La "soluzione" di Haniyeh è la scomparsa di Israele ma ciò che ha veramente scritto sul Washington Post non si deve sapere
Testata: La Repubblica Data: 12 luglio 2006 Pagina: 15 Autore: la redazione Titolo: «Il premier Haniyeh»
Scorretta presentazione di un articolo di Ismail Haniyeh pubblicato l'11 luglio dal Washington Post. Il premier palestinese, esponente dell'organizzazione terroristica Hamas, risulta dire il contrario di ciò che ha detto: Ecco il testo:
Ismail Haniyeh, premier palestinese di Hamas, in un articolo pubblicato ieri sul Washington Post accusa la Casa Bianca di continuare la propria aggressione «contro 3,9 milioni di civili che vivono nei più grandi campi di prigionia al mondo», a Gaza e in Cisgiordania, avallando le politiche israeliane. «Il rapimento del soldato Shalit è solo il pretesto per una strategia pianificata da Gerusalemme mesi fa, il cui vero obiettivo è quello di distruggere i risultati di libere elezioni» e mettere in discussione la leadership di Hamas. Tuttavia, secondo Haniyeh, una soluzione è possibile. Si basa sul ritiro di Israele dalle terre occupate nel 1967, sul riconoscimento dei diritti dei rifugiati e di Gerusalemme Est come capitale del nuovo Stato. Se ciò non avverrà, minaccia Haniyeh, «gli israeliani non potranno godere di quegli stessi diritti che negano al popolo palestinese».

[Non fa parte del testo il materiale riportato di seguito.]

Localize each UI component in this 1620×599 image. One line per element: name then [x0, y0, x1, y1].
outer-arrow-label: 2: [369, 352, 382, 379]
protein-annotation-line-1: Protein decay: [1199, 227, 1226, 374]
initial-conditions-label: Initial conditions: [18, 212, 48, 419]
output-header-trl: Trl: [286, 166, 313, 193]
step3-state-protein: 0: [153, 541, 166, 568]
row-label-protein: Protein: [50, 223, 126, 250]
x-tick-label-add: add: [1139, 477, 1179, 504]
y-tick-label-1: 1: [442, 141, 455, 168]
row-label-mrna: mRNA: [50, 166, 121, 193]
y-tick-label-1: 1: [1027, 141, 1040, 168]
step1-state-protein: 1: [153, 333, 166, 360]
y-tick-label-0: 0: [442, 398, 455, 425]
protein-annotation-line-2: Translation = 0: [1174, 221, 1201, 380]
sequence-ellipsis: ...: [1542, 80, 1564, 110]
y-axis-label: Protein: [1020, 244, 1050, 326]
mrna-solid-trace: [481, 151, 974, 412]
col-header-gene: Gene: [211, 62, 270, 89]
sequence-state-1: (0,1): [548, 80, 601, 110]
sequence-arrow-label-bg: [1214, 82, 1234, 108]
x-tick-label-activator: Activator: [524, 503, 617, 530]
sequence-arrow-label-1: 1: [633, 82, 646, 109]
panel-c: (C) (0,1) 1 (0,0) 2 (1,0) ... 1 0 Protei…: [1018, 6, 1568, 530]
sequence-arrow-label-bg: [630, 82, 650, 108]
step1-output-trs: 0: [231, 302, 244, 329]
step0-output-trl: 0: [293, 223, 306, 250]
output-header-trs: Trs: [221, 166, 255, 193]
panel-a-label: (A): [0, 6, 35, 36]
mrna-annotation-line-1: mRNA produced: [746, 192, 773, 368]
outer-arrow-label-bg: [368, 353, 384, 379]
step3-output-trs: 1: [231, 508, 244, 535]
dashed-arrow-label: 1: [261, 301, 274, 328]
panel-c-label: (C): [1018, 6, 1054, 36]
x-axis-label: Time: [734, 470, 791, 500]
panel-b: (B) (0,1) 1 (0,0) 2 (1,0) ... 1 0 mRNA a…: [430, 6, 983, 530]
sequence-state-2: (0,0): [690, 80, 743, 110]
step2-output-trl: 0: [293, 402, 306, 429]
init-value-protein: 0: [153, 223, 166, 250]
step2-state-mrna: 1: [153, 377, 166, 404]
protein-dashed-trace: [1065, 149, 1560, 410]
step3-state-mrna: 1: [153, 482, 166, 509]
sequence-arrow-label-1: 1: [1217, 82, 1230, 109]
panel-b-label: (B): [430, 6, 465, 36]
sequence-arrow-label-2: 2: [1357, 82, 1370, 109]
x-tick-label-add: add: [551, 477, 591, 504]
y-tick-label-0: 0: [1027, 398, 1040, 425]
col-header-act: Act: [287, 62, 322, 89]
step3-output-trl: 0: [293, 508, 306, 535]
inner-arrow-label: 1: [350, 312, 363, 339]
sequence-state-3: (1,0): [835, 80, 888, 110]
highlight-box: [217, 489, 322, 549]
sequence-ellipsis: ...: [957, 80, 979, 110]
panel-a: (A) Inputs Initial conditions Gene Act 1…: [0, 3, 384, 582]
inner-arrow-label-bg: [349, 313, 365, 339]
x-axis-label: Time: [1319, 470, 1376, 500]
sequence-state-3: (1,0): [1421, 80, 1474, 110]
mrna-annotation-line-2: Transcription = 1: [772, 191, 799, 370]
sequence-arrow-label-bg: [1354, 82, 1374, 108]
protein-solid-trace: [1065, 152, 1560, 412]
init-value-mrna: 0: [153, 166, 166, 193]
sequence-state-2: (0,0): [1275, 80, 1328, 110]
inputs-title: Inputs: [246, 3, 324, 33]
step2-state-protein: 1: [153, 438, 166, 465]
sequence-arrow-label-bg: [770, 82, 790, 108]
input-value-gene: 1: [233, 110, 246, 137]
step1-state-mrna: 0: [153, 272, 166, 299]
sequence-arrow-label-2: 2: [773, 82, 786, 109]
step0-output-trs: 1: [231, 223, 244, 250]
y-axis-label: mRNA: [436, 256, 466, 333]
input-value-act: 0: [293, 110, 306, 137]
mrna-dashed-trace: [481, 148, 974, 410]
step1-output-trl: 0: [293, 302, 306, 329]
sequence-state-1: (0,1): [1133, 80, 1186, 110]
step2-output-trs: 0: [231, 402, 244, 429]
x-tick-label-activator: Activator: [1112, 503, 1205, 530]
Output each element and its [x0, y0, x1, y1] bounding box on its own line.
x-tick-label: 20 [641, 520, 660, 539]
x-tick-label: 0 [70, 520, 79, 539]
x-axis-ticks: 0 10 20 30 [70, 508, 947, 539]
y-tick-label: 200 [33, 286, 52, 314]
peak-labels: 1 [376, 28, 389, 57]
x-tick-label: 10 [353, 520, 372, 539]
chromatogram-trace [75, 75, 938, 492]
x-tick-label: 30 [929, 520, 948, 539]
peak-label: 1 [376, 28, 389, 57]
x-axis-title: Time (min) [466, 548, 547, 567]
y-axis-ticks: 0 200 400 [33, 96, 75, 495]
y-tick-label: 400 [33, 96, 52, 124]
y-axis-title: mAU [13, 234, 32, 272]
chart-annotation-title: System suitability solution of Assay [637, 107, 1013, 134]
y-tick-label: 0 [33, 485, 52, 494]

In realtà Haniyeh ha sostenuto nel suo articolo per risolvere il conflitto bisogna affrontare le “questioni centrali del 1948, anziché quelle secondarie del 1967”. Ovvero: non l'"occupazione" di Cisgiordania e Gaza, ma l'esistenza stessa di Israele. "Contrariamente a quanto dicono i mass-media – scrive Haniyeh – il contenzioso non riguarda solo Gaza e Cisgiordania. Si tratta di un conflitto nazionale più ampio, che può essere risolto solo affrontando tutte le dimensioni dei diritti nazionali dei palestinesi in modo integrato. Questo significa indipendenza per Cisgiordania e striscia di Gaza, capitale nella Gerusalemme est araba, e soluzione del problema dei profughi palestinesi del 1948 sulla base della legittimità e del diritto internazionale costituito”. Quest'ultimo punto deve essere interpretato alla luce della delegittimazione di Israele implicita nell'affermazione per la quale il vero problema si è posto nel 48 (quando, appunto, Israele è nata) e non nel 67. Il "diritto al ritorno" è uno strumento per cancellare la maggioranza ebraica in Israele, cioè per liquidare il sionismo attraverso l'alterazione degli equilibri demografici. D'altro canto, comtrariamente a quanto lascia intendere REPUBBLICA, in cambio di questo suicidio Haniyeh non offre in alcun modo a Israele "la pace", ma solo l'avvio di "negoziati significativi" per una “hudna (cessazione globale delle ostilità per un periodo concordato di tempo)” fra i palestinesi il "presunto legittimo stato di Israele" (fonte israele.net, da Haaretz).